Berdasarkan kerangka tersebut, tulisan ini mengajukan proposisi bahwa:
Delusi Negeri Terjajah adalah reproduksi habitus kolonial dalam birokrasi pelayanan publik yang dilegitimasi melalui doxa dan dijalankan melalui kekuasaan simbolik, sehingga masyarakat maupun aparatur sama-sama menganggap relasi pelayanan yang timpang sebagai sesuatu yang wajar.
Implikasi bagi Reformasi Birokrasi dan Pengawasan Pelayanan Publik
Konsep ini menunjukkan bahwa persoalan utama pelayanan publik Indonesia bukan semata-mata terletak pada lemahnya sistem administrasi, tetapi pada keberlanjutan budaya birokrasi kolonial yang terus direproduksi dalam kehidupan sehari-hari. Aparatur mewarisi habitus kekuasaan, masyarakat menerima dominasi sebagai kewajaran, dan keduanya secara tidak sadar mempertahankan pola hubungan yang bertentangan dengan prinsip negara demokrasi.
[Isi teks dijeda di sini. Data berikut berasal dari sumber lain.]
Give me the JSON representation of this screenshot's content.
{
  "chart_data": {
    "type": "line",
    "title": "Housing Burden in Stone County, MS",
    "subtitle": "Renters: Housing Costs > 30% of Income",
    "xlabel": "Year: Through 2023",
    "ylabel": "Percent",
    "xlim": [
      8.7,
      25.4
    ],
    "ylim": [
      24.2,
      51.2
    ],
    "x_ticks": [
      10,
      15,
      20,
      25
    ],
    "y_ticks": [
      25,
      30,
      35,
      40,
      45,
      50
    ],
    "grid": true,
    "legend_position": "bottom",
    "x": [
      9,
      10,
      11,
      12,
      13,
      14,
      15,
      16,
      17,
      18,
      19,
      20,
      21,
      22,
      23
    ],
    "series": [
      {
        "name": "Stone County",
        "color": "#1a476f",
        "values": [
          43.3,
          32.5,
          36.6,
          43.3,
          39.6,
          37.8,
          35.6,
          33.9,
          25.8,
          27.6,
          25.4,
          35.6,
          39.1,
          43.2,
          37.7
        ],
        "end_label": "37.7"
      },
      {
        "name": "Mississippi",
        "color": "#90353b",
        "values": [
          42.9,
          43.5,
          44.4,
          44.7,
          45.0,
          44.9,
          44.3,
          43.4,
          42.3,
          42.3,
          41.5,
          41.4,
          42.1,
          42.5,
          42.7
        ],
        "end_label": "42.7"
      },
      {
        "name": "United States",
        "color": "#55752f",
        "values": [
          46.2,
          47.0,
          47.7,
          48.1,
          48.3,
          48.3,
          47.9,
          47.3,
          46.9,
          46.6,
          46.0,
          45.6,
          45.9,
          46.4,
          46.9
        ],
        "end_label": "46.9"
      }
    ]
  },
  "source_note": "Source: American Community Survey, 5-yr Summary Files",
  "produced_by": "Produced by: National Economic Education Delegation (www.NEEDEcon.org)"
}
Implikasinya sangat penting bagi agenda reformasi birokrasi. Selama ini reformasi lebih banyak diarahkan pada penyederhanaan prosedur, digitalisasi pelayanan, pembangunan zona integritas, maupun peningkatan indeks pelayanan publik. Seluruh langkah tersebut penting, tetapi belum cukup apabila tidak disertai transformasi habitus birokrasi. Reformasi pelayanan publik pada hakikatnya merupakan proses dekolonisasi birokrasi, yaitu membebaskan aparatur dari orientasi kekuasaan menuju orientasi pelayanan, sekaligus membangun kesadaran masyarakat bahwa pelayanan publik merupakan hak konstitusional, bukan pemberian negara.
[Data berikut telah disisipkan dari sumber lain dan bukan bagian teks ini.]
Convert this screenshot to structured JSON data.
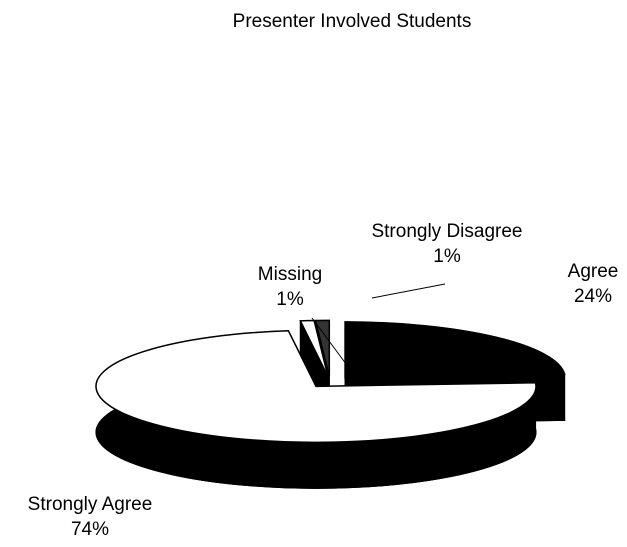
{
  "chart_data": {
    "type": "pie",
    "title": "Presenter Involved Students",
    "categories": [
      "Agree",
      "Strongly Agree",
      "Missing",
      "Strongly Disagree"
    ],
    "values": [
      24,
      74,
      1,
      1
    ],
    "value_labels": [
      "24%",
      "74%",
      "1%",
      "1%"
    ],
    "colors": [
      "#000000",
      "#ffffff",
      "#ffffff",
      "#333333"
    ]
  }
}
Dalam perspektif ini, pengawasan terhadap maladministrasi-sebagaimana yang dijalankan oleh Ombudsman RI-tidak hanya berfungsi sebagai mekanisme penegakan hukum administrasi, tetapi juga sebagai upaya membongkar doxa yang selama ini melegitimasi pelayanan yang buruk. Koreksi terhadap penyalahgunaan wewenang, penundaan berlarut, penyimpangan prosedur, maupun diskriminasi pelayanan merupakan bagian dari proses mengubah relasi antara negara dan warga negara menjadi lebih demokratis, setara, dan akuntabel.
Pada akhirnya, kemerdekaan tidak berhenti pada pengakuan atas kedaulatan negara. Kemerdekaan sejati baru terwujud ketika birokrasi tidak lagi memandang masyarakat sebagai objek kekuasaan, melainkan sebagai pemegang hak yang harus dilayani. Oleh karena itu, Delusi Negeri Terjajah bukanlah klaim bahwa Indonesia masih berada di bawah kolonialisme, melainkan kritik sosiologis terhadap reproduksi mentalitas kolonial dalam pelayanan publik.
Selama habitus kolonial masih memperoleh legitimasi melalui doxa dan dijalankan melalui kekuasaan simbolik, maka reformasi birokrasi belum sepenuhnya menyentuh akar persoalan. Tantangan terbesar Indonesia bukan lagi membebaskan wilayahnya dari penjajah, melainkan membebaskan birokrasinya dari cara berpikir kolonial agar pelayanan publik benar-benar menjadi instrumen keadilan, penghormatan terhadap hak warga negara, dan perwujudan negara demokratis.